Recriação histórica nos 215 anos da Batalha do Bussaco
Foi a maior batalha travada em solo português, ocorrida a 27 de setembro de 1810, durante a Terceira Invasão Francesa, no decorrer da Guerra Peninsular. A Batalha do Bussaco, que opôs as forças anglo-lusas sob o comando do tenente-general Wellington às forças francesas lideradas pelo marechal André Massena, “regressa” ao local dos combates, a Serra do Buçaco, numa recriação histórica que pretende ser tributo a este que foi um importante momento da História.
Canhões, tropas apeadas, cavalaria e intervenção popular serão alguns dos elementos que vão compor esta recriação histórica, marcada para o próximo fim de semana, na Serra do Bussaco. Serão recriados dois momentos decisivos da batalha, num evento que se insere na estratégia turística Mondego-Bussaco, envolvendo os municípios da Mealhada, Mortágua e Penacova.
Mais de 150 recriadores históricos, nacionais e internacionais, devidamente uniformizados à época e equipados com armas e canhões, vão dar vida aos campos de batalha, proporcionando ao público uma autêntica viagem no tempo.

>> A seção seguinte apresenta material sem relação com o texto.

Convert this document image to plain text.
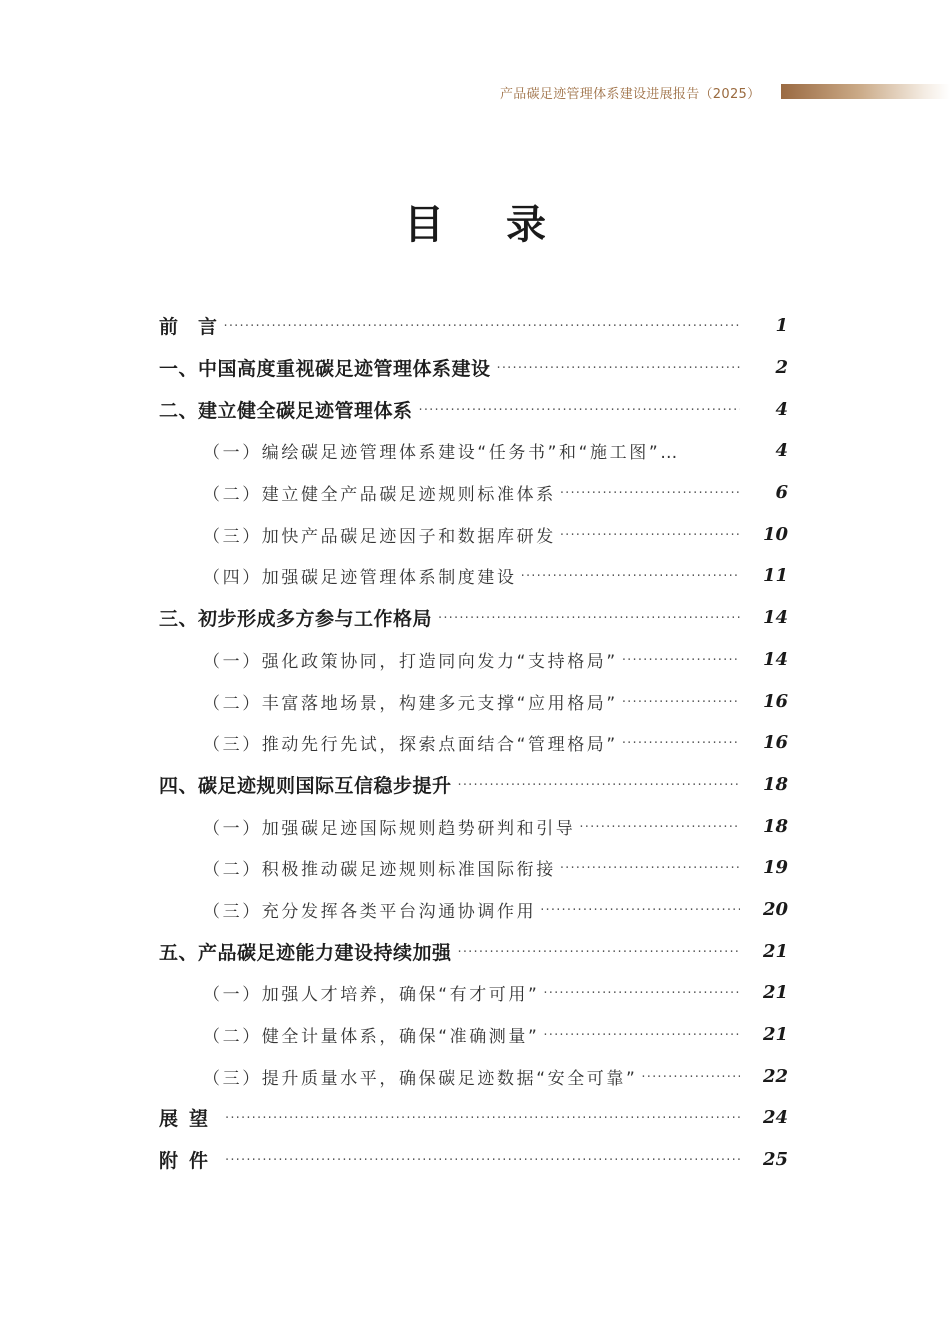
产品碳足迹管理体系建设进展报告（2025）
目 录
前　言 ·····	1
一、中国高度重视碳足迹管理体系建设 ·····	2
二、建立健全碳足迹管理体系 ·····	4
（一）编绘碳足迹管理体系建设“任务书”和“施工图”…	4
（二）建立健全产品碳足迹规则标准体系 ·····	6
（三）加快产品碳足迹因子和数据库研发 ·····	10
（四）加强碳足迹管理体系制度建设 ·····	11
三、初步形成多方参与工作格局 ·····	14
（一）强化政策协同，打造同向发力“支持格局” ·····	14
（二）丰富落地场景，构建多元支撑“应用格局” ·····	16
（三）推动先行先试，探索点面结合“管理格局” ·····	16
四、碳足迹规则国际互信稳步提升 ·····	18
（一）加强碳足迹国际规则趋势研判和引导 ·····	18
（二）积极推动碳足迹规则标准国际衔接 ·····	19
（三）充分发挥各类平台沟通协调作用 ·····	20
五、产品碳足迹能力建设持续加强 ·····	21
（一）加强人才培养，确保“有才可用” ·····	21
（二）健全计量体系，确保“准确测量” ·····	21
（三）提升质量水平，确保碳足迹数据“安全可靠” ·····	22
展望 ·····	24
附件 ·····	25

A primeira encenação está agendada para a vila de Luso, na Avenida Emídio Navarro, onde decorre a Recriação Noturna da Batalha, no próximo sábado, a partir das 21h00. Depois das armas e dos canhões, entra a música nas comemorações, com um concerto pela Orquestra Ligeira do Exército, a decorrer na Alameda do Casino. Antes, porém, no Obelisco, na Mata Nacional do Bussaco, decorrem as cerimónias protocolares do Exército Português, com a participação dos grupos recriadores. Das 15h30 às 18h30m no restaurante Pedagógico Escola Profissional Vasconcellos Lebre (EPVL) decorre a iniciativa “À mesa com a Batalha do Bussaco: Oficina de Gastronomia Histórica”.

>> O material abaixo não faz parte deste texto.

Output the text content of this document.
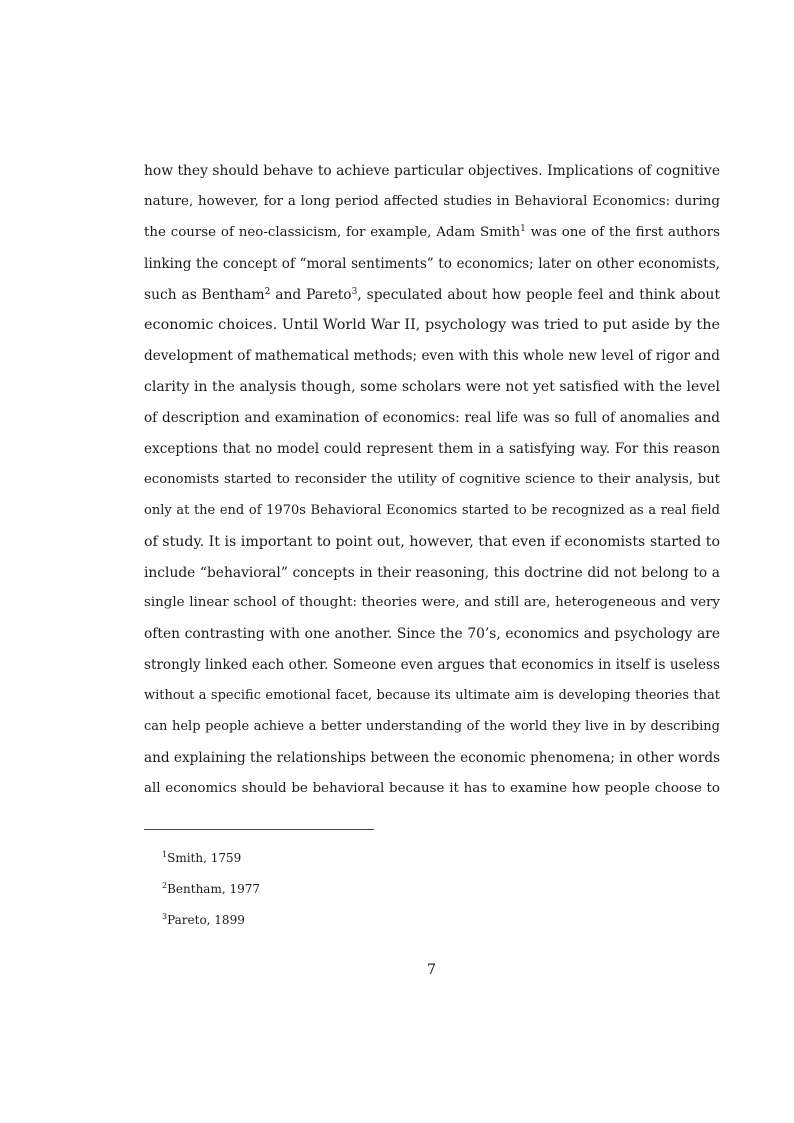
how they should behave to achieve particular objectives. Implications of cognitive
nature, however, for a long period affected studies in Behavioral Economics: during
the course of neo-classicism, for example, Adam Smith$^1$ was one of the first authors
linking the concept of “moral sentiments” to economics; later on other economists,
such as Bentham$^2$ and Pareto$^3$, speculated about how people feel and think about
economic choices. Until World War II, psychology was tried to put aside by the
development of mathematical methods; even with this whole new level of rigor and
clarity in the analysis though, some scholars were not yet satisfied with the level
of description and examination of economics: real life was so full of anomalies and
exceptions that no model could represent them in a satisfying way. For this reason
economists started to reconsider the utility of cognitive science to their analysis, but
only at the end of 1970s Behavioral Economics started to be recognized as a real field
of study. It is important to point out, however, that even if economists started to
include “behavioral” concepts in their reasoning, this doctrine did not belong to a
single linear school of thought: theories were, and still are, heterogeneous and very
often contrasting with one another. Since the 70’s, economics and psychology are
strongly linked each other. Someone even argues that economics in itself is useless
without a specific emotional facet, because its ultimate aim is developing theories that
can help people achieve a better understanding of the world they live in by describing
and explaining the relationships between the economic phenomena; in other words
all economics should be behavioral because it has to examine how people choose to
$^1$Smith, 1759
$^2$Bentham, 1977
$^3$Pareto, 1899
7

No dia seguinte, domingo, os recriadores históricos voltam ao palco da batalha, mas desta vez no Terreiro do Obelisco, no Bussaco, onde, a partir das 11h00 será feita a Recriação do Assalto à Coluna do Marechal Ney. No início e no fim decorre o içar e o arriar das bandeiras nacionais de Portugal, Reino Unido e França, respetivamente.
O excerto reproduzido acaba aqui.